Investment sales in the office sector continued to decline in the third quarter, according to a recent report from New York City-based research firm Real Capital Analytics (RCA). Transaction volume in the sector totaled $28.7 billion during the quarter, marking an 18 percent year-over-year decline. Sales of office assets in central business districts (CBDs) declined by 49 percent during the period, while sales of suburban office buildings increased by 4 percent.
With this market cycle winding down, researchers at real estate services firm Colliers International expect transaction volume to continue to trend down through the rest of the year, with moderate appreciation in values, according a 2017 Capital Flows Midyear Update.

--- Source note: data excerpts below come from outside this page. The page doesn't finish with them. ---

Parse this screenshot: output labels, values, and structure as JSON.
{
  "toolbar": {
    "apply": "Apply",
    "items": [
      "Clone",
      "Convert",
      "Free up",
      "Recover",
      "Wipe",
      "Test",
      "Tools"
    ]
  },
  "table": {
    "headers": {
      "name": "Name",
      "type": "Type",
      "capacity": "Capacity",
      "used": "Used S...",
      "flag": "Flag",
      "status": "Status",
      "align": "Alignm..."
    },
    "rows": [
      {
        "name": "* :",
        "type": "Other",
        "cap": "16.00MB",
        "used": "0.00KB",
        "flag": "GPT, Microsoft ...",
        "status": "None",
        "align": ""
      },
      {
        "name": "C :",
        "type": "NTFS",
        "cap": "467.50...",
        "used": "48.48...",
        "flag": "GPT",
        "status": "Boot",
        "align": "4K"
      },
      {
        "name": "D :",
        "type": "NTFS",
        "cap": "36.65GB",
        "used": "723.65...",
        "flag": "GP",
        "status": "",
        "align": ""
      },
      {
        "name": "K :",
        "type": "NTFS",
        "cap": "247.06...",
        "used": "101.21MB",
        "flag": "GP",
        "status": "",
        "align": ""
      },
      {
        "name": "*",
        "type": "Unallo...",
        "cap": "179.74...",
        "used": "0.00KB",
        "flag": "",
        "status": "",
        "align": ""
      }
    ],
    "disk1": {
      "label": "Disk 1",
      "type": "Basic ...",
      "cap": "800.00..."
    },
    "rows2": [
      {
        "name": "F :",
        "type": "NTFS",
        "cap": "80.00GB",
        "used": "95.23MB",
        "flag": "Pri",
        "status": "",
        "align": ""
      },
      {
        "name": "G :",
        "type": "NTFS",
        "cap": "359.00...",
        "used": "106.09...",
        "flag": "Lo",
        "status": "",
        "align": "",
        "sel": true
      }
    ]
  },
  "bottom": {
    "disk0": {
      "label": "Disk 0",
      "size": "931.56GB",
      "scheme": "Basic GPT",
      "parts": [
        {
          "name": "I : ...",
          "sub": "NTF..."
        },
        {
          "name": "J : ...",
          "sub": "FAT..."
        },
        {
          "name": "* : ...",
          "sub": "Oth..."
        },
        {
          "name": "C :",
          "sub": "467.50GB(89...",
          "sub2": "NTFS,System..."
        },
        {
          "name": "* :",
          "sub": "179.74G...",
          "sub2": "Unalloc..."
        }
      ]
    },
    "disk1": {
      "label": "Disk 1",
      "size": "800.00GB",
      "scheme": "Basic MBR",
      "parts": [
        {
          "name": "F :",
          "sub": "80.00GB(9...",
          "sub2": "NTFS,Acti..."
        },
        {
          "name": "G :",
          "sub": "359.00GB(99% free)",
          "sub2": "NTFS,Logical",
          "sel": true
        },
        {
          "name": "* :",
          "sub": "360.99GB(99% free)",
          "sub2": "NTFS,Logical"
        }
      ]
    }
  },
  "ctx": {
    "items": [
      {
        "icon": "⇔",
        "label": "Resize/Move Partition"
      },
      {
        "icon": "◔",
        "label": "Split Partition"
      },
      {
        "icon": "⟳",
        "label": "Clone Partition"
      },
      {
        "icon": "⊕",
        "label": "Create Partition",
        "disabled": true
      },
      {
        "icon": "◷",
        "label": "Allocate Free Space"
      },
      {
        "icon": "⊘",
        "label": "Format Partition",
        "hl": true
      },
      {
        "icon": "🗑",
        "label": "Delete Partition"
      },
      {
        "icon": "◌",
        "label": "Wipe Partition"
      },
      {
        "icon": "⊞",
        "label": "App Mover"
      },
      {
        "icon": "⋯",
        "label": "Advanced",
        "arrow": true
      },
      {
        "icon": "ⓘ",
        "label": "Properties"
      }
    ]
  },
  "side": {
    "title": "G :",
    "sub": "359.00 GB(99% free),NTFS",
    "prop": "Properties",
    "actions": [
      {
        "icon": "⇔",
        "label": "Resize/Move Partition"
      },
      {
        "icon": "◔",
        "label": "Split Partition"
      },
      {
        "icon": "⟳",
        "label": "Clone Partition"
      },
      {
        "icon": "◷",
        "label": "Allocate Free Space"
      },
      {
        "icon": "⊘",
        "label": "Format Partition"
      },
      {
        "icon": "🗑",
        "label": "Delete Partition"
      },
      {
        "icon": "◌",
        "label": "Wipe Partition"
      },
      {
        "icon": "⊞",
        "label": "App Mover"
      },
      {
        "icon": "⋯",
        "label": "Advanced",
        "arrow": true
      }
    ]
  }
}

“Were in the last part of cycle and property returns have been historically high,” says Colliers Chief Economist Andrew Nelson.
Prices on office assets in the third quarter increased by 5.1 percent, according to RCA. Continuing price escalation is the result of moderate construction and high investor interest in this sector, despite moderating demand for office space over the last few years due to changes in the workplace environment. With employers offering telecommuting and other flexible work options, space per new employee has dropped in half over the past few years, Nelson says.
With prices now at record highs, “there’s pullback by investors and the investor pool shrinks,” Nelson says. “We’re in the late stages of the cycle, so now is generally not the time to take a risk on an empty office building, hoping the market will return.”
With high pricing and high barriers to entry in the top U.S. markets, investor interest is shifting away from primary cities to secondary cities with robust technology sectors and suburban submarkets with walkable environments.
Cap rates on suburban office buildings averaged 6.3 percent in the third quarter, just 140 basis points higher than cap rates on CBD deals, RCA reports. U.S. markets focused on technology and other high-growth sectors fit what a report from real estate services firm JLL refers to as “New World Cities,” small- to medium-size cities with a population of one to five million, robust infrastructure and high quality of life. Markets fitting this description include, in order of JLL’s ranking: the Silicon Valley, San Francisco, Boston, Las Vegas, Raleigh-Durham, N.C., Seattle, Austin, Texas, Denver, Phoenix and San Diego.
However, gateway markets, including New York, Los Angeles and Washington, D.C., still dominate in terms of sales volumes and remain at the top of JLL’s investment intensity list. Despite a 53 percent drop in deal volume year-to- date, Manhattan remains the most liquid office market, with $9 billion in sales so far this year and another $3.7 billion under contract waiting to close, RCA reports. Other large markets posting double-digit declines in sales volume include San Francisco, Seattle, Chicago and Northern New Jersey.
While this pullback may reflect investor aversion to high prices in these markets, deal volume in Los Angeles and Boston remains robust. Additionally, Washington, D.C. posted an 83 percent increase in sales in the third quarter, mostly due to Government Properties Income Trust’s buyout of First Potomac Realty.
Foreign investors may be driving this trend. They are most familiar with gateway U.S. cities and tend to hold assets for long periods, so historically have invested in trophy or premium assets in New York, San Francisco, Los Angeles, Chicago and Washington, according to Nelson. That being said, “Foreign investors chasing higher yields are now dipping their toe into secondary markets like Seattle, Austin, San Diego, South Florida and Atlanta,” he notes. These investors are becoming knowledgeable about specific secondary markets and are becoming more comfortable investing outside of core CBD’s.
Despite continuing price appreciation, Nelson sees no signs of the cycle coming to a disastrous conclusion like in 2009. Rather, the market is likely to remain healthy because lenders have shown discipline this time around, he says.
Additionally, reversionary cap rates—the cap rate used to figure the financial benefit an investor expects to gain upon exiting an investment—have increased, he says. “In general, investors are more disciplined than in last cycle.”